The main purpose of Argentine President Alberto Fernández’s 20-minute meeting on March 29 with President Joe Biden was to ask—plead, beg—for Biden’s support for Argentina at the IMF as it tries to renegotiate the terms of the onerous $44 billion Extended Fund Facility debt which it cannot meet. Argentina is asking the IMF to reduce the level of foreign reserves it demands the Central Bank keep on hand and ease up on other conditionalities. The loss of between $15-$20 billion in revenue derived from export taxes on soy and corn, due to the drought, is a major factor in the drop in reserves.
Fernández told Biden the support he is requesting, possibly including more funds, would serve as a “bridge” between now and the October presidential elections to prevent a financial blowout and major economic and social upheaval. According to all reports, Biden told Fernández he had instructed his “team” to help and later in a larger meeting which included Treasury Secretary Janet Yellen, turned to her and said he was sure she would manage the Argentine situation “as efficiently” as she had managed to “neutralize” the current banking crisis “in just one week.” What?
What does the U.S. want in return? Asked in an interview in Buenos Aires whether Biden had brought up China, Fernández said yes, but only indicated he wants “fair competition” with Beijing, a level playing field. Not exactly. According to several reliable media reports, Fernández was bluntly told: don’t buy the JF-17 fighter jets being discussed with China; forget about Chinese 5G technology; stop the Atucha III nuclear plant that China is scheduled to build; don’t contract a Chinese consortium to dredge the Paraná River, part of the strategically important Paraná-Paraguay Waterway, and keep China out of Ushuaia, in Tierra del Fuego, where it has plans to build a multipurpose port. Not too much.
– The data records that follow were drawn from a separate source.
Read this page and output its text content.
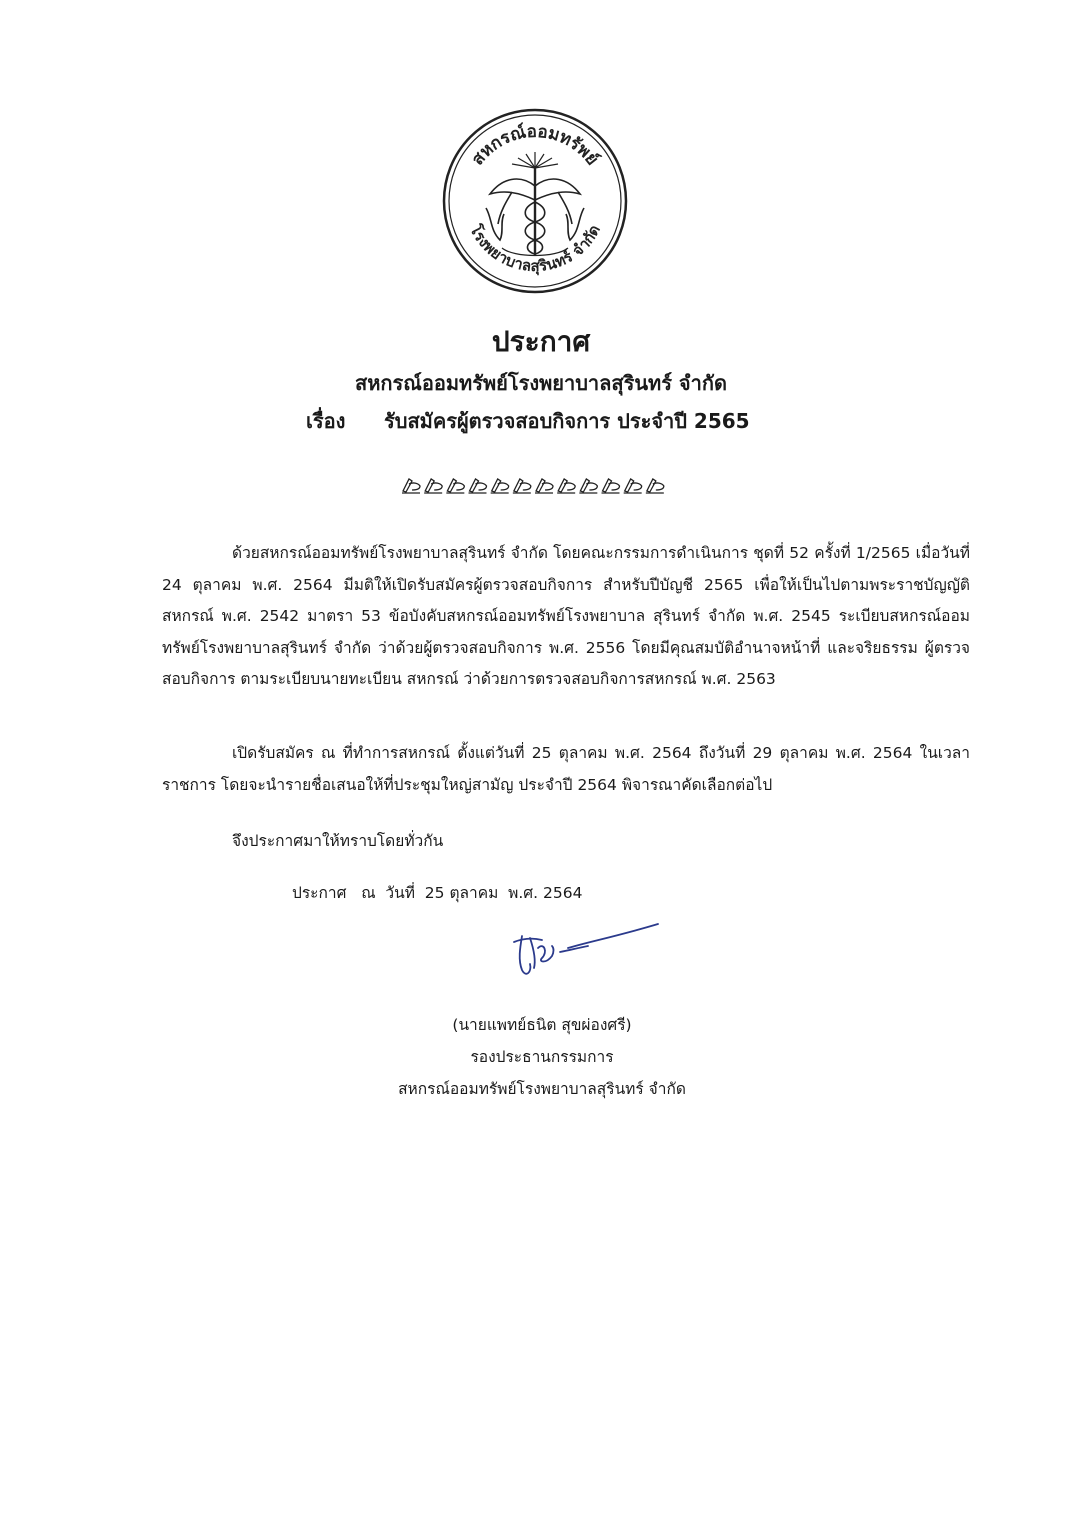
สหกรณ์ออมทรัพย์
โรงพยาบาลสุรินทร์ จำกัด
ประกาศ
สหกรณ์ออมทรัพย์โรงพยาบาลสุรินทร์ จำกัด
เรื่อง รับสมัครผู้ตรวจสอบกิจการ ประจำปี 2565

ด้วยสหกรณ์ออมทรัพย์โรงพยาบาลสุรินทร์ จำกัด โดยคณะกรรมการดำเนินการ ชุดที่ 52 ครั้งที่ 1/2565 เมื่อวันที่ 24 ตุลาคม พ.ศ. 2564 มีมติให้เปิดรับสมัครผู้ตรวจสอบกิจการ สำหรับปีบัญชี 2565 เพื่อให้เป็นไปตามพระราชบัญญัติสหกรณ์ พ.ศ. 2542 มาตรา 53 ข้อบังคับสหกรณ์ออมทรัพย์โรงพยาบาล สุรินทร์ จำกัด พ.ศ. 2545 ระเบียบสหกรณ์ออมทรัพย์โรงพยาบาลสุรินทร์ จำกัด ว่าด้วยผู้ตรวจสอบกิจการ พ.ศ. 2556 โดยมีคุณสมบัติอำนาจหน้าที่ และจริยธรรม ผู้ตรวจสอบกิจการ ตามระเบียบนายทะเบียน สหกรณ์ ว่าด้วยการตรวจสอบกิจการสหกรณ์ พ.ศ. 2563

เปิดรับสมัคร ณ ที่ทำการสหกรณ์ ตั้งแต่วันที่ 25 ตุลาคม พ.ศ. 2564 ถึงวันที่ 29 ตุลาคม พ.ศ. 2564 ในเวลาราชการ โดยจะนำรายชื่อเสนอให้ที่ประชุมใหญ่สามัญ ประจำปี 2564 พิจารณาคัดเลือกต่อไป

จึงประกาศมาให้ทราบโดยทั่วกัน
ประกาศ   ณ  วันที่  25 ตุลาคม  พ.ศ. 2564
(นายแพทย์ธนิต สุขผ่องศรี)
รองประธานกรรมการ
สหกรณ์ออมทรัพย์โรงพยาบาลสุรินทร์ จำกัด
In an April 1 press release, the IMF reported that its Executive Board had approved the revision for the last quarter of 2022 and disbursed $5.4 billion which went right into Argentina’s Central Bank and then right back out to the Fund to pay a debt that came due. The Fund noted it had approved modifications to the “reserve accumulation targets” to offset the effect of the drought (in the amount of $2 billion), but otherwise demanded “a stronger policy package … to safeguard stability"—more austerity. It also demanded that the fiscal deficit target of 1.9% of GDP remain in place “to strengthen debt sustainability.”
Additional austerity measures include accelerating the elimination of subsidies for energy rates, raising interest rates (already at 78%) “to tackle high inflation,” and continuing the devaluation of the exchange rate to keep pace with inflation (which is at 110%). The Fund warns that “additional macroeconomic policy tightening and further modifications to FX [foreign exchange] policies may be required to safeguard macroeconomic stability.” According to Página 12’s economist Alfredo Zaiat, U.S. Deputy Secretary of State Wendy Sherman, who participated in meetings with Fernández and his team, will travel to Argentina on April 12, to make sure the government is following through on what was discussed at the White House March 29.